Свои «Плотницкие рассказы» он придумывал, брал сюжеты из жизни. Василий, крестьянский сын, множество профессий освоил, а еще мальчишкой вместе с дедом и отцом до войны уже табуретки сколачивал. Отец его погиб на войне, троих сирот воспитывала в одиночку мать.
Казалось бы, солдатская служба в Ленинграде, где он даже напечатал стихотворение в газете, должна была поселить в его сознании стремление после демобилизации приютиться любым способом в этом городе. Но душу манили родные просторы. Даже в Вологде он не прижился. Обидела его девица, в которую влюбился, и уехал Василий в родную Тимониху.

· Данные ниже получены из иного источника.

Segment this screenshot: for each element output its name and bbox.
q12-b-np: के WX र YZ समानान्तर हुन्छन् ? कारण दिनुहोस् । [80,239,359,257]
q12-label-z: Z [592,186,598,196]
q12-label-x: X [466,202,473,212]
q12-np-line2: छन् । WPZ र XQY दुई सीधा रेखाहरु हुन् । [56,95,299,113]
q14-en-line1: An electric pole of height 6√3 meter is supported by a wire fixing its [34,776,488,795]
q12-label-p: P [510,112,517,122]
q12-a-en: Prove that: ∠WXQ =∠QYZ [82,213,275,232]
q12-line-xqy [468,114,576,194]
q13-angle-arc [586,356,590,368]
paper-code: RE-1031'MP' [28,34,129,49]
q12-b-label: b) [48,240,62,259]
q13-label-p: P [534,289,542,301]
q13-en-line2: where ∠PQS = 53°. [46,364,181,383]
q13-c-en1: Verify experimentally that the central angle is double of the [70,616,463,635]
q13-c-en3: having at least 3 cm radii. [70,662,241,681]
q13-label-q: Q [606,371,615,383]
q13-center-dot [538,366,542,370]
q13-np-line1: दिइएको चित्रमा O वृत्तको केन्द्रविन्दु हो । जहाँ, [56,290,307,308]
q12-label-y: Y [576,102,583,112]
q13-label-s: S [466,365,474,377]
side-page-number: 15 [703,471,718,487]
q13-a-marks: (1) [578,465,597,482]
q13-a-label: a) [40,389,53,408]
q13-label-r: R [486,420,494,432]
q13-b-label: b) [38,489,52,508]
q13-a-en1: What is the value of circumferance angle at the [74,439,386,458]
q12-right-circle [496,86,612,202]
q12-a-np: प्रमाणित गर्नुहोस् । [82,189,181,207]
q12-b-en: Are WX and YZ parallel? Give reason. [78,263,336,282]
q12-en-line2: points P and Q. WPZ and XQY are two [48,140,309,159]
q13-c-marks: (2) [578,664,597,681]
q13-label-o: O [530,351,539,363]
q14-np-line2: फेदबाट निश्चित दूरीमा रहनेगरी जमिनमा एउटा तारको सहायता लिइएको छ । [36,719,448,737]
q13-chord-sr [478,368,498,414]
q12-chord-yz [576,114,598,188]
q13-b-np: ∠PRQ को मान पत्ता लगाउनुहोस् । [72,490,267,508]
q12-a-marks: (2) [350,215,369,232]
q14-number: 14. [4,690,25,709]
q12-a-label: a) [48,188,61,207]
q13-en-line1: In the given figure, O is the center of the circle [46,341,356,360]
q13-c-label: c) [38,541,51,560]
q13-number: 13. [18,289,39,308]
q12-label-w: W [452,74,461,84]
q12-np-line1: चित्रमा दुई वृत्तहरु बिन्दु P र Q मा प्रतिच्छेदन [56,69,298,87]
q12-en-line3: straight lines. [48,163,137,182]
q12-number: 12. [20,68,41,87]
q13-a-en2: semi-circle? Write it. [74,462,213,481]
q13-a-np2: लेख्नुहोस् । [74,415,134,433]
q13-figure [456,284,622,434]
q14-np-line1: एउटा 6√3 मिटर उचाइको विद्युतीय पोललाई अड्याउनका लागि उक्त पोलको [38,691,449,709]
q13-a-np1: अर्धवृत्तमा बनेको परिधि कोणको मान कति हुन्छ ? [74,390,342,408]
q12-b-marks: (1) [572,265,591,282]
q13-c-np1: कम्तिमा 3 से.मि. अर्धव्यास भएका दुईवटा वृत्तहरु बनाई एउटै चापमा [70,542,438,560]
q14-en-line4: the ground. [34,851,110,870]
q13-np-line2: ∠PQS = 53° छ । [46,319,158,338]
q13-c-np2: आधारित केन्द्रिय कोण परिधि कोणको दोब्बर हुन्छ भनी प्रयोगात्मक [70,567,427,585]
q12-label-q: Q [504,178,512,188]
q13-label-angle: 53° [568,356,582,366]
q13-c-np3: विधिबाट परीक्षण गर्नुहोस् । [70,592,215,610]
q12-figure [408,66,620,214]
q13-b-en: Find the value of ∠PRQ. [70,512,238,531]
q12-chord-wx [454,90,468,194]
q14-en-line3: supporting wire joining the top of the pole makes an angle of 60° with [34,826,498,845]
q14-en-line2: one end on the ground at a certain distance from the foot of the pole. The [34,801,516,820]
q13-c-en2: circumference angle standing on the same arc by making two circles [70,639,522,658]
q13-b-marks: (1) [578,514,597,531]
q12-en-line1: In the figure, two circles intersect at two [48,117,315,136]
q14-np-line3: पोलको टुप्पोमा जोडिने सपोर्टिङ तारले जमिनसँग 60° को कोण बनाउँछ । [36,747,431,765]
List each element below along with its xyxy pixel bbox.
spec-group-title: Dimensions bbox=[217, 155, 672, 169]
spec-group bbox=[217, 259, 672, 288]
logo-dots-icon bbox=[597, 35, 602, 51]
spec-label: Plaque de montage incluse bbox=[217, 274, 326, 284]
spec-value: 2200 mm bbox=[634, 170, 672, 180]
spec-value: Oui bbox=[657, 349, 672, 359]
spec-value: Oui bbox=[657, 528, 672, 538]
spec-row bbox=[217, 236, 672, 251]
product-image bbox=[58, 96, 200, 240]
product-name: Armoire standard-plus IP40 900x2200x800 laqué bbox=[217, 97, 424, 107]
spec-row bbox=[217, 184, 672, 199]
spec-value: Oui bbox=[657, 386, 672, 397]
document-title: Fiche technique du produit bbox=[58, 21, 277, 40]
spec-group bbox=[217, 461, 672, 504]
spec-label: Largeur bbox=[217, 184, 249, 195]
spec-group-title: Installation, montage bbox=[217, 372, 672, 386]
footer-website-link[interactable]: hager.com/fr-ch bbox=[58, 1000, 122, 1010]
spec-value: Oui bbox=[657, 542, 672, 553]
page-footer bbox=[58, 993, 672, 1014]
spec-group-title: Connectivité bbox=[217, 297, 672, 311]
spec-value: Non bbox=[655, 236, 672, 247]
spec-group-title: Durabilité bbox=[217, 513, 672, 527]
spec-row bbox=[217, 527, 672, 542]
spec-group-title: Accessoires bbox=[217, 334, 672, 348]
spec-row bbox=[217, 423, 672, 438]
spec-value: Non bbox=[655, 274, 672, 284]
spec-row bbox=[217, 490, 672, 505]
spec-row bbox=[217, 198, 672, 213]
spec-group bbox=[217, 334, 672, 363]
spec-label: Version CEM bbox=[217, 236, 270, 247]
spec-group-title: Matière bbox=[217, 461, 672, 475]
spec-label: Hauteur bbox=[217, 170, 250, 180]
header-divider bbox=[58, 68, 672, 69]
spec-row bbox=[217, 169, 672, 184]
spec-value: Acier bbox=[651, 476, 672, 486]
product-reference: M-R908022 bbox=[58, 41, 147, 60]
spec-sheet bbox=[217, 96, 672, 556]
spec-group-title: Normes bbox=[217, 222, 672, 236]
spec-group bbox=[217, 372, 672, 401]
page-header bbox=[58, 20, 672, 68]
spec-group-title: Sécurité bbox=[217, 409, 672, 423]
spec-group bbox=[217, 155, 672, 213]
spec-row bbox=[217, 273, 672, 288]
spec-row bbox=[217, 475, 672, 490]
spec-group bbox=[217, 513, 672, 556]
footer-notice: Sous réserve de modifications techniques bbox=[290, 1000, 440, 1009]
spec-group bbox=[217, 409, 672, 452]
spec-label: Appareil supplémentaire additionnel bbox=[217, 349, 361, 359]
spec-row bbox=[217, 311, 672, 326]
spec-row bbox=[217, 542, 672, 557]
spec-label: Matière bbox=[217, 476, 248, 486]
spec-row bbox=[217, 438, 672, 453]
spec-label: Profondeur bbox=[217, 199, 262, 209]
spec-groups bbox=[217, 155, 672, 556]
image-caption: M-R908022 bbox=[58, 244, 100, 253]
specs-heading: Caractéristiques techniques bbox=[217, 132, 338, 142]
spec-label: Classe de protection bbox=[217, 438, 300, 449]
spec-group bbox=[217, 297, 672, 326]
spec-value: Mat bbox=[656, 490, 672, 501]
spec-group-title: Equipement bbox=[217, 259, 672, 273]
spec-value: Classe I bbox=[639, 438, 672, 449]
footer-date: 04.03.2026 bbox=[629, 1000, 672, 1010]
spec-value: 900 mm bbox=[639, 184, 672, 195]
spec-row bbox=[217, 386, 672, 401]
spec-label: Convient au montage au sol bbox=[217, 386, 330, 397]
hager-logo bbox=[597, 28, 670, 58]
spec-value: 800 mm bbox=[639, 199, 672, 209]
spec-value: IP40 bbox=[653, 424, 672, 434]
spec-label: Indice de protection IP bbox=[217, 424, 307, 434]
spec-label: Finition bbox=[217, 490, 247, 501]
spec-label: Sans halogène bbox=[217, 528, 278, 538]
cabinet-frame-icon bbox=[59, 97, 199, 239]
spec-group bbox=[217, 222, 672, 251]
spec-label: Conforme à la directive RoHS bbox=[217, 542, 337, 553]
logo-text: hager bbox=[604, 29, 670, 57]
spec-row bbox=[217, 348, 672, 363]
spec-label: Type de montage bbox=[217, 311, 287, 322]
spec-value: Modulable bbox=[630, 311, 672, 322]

Здесь и протекла вся жизнь писателя. Это его желание добра и процветания русской деревне, а также критика заскорузлых сторон сельского бытия породили в среде литературоведов ругательное словцо «писатель-деревенщик».
Иной городской читатель, избалованный западной прозой, говорил о Белове, если доводилось, через губу, точнее, пренебрежительно. А он не показывал вида, что обижался. А в деревне и слова такого не знали, семитов в глаза не видели. Взгляд сельского человека упёрт или в грядку, или в колосящуюся ниву, или в молитве поднят к небу.
Признавался же Василий Иванович: не уйти ли ему в монахи. В Бога веровал всегда. Молился. В восстановленной им церкви было где ему и верующему народу помолиться. И вот всё оказалось разрушено. Итог — инсульт, долгая болезнь и конец. Он завещал похоронить его на кладбище, где покоится его мать, Анфиса Ивановна Белова.
У Василия Ивановича Белова были две Государственные премии, главные советские ордена. И никакой разрушительной зависти к писателям-москвичам или ленинградцам он не имел. Его родила и взрастила русская деревенская женщина. Там родилась его дочка Анна. Он — вологодский сын и мог бы стать долгожителем. Если бы не вандалы. Тем страшнее, что они не чужаки, а односельчане.
Я попросила ведущего научного сотрудника Института мировой литературы Александра Мироновича Ушакова вспомнить встречи с Беловым.
— Писатели-деревенщики внесли в русскую литературу новый взгляд на мир, который до них отсутствовал. Они словно впервые внимательно посмотрели на судьбу русского селянина, на сельский уклад и заставили читателя задуматься над судьбой российского села. Но за этим призывом стояла мысль о необходимости сохранения природы, сельского уклада жизни.
Я с Василием познакомился, когда он был уже известен. Судьба соединила нас крепко. Его интересовали многие вопросы русской истории. И мы часто об этом говорили. Конечно, выпивали, ездили по разным городам, бывали на всевозможных совещаниях молодых писателей, и не только — но и молодых режиссеров, актеров. Я не замечал у него никакой горделивости. Он был человеком, принимающим юмор своего собеседника. А внешне очень покладистый, но человек, очень крепко убежденный в главном понимании жизни. И сдвинуть его с этой точки зрения было невозможно.
У меня есть несколько писем Василия ко мне. Одно время ему денег не хватало на семью. Он написал повесть «По 206-й статье». А я ему сказал: «Ты бы написал пьесу, а я бы ее продвинул». Я тогда работал в Министерстве культуры. Он написал, и всё руководство хотело, чтобы она появилась. Но предложили сократить процентов на двадцать. Деньги, правда, выдали. Я сократил. Он посмотрел, смутился. И сказал: «Моя-то пьеса была подлиннее». Заметил сокращения. Пьесу эту ставили в Вологде.
Я очень скорблю. Меня по сердцу ударила весть о его кончине. Из жизни ушел не только замечательный писатель, но и прекрасный и близкий мне человек.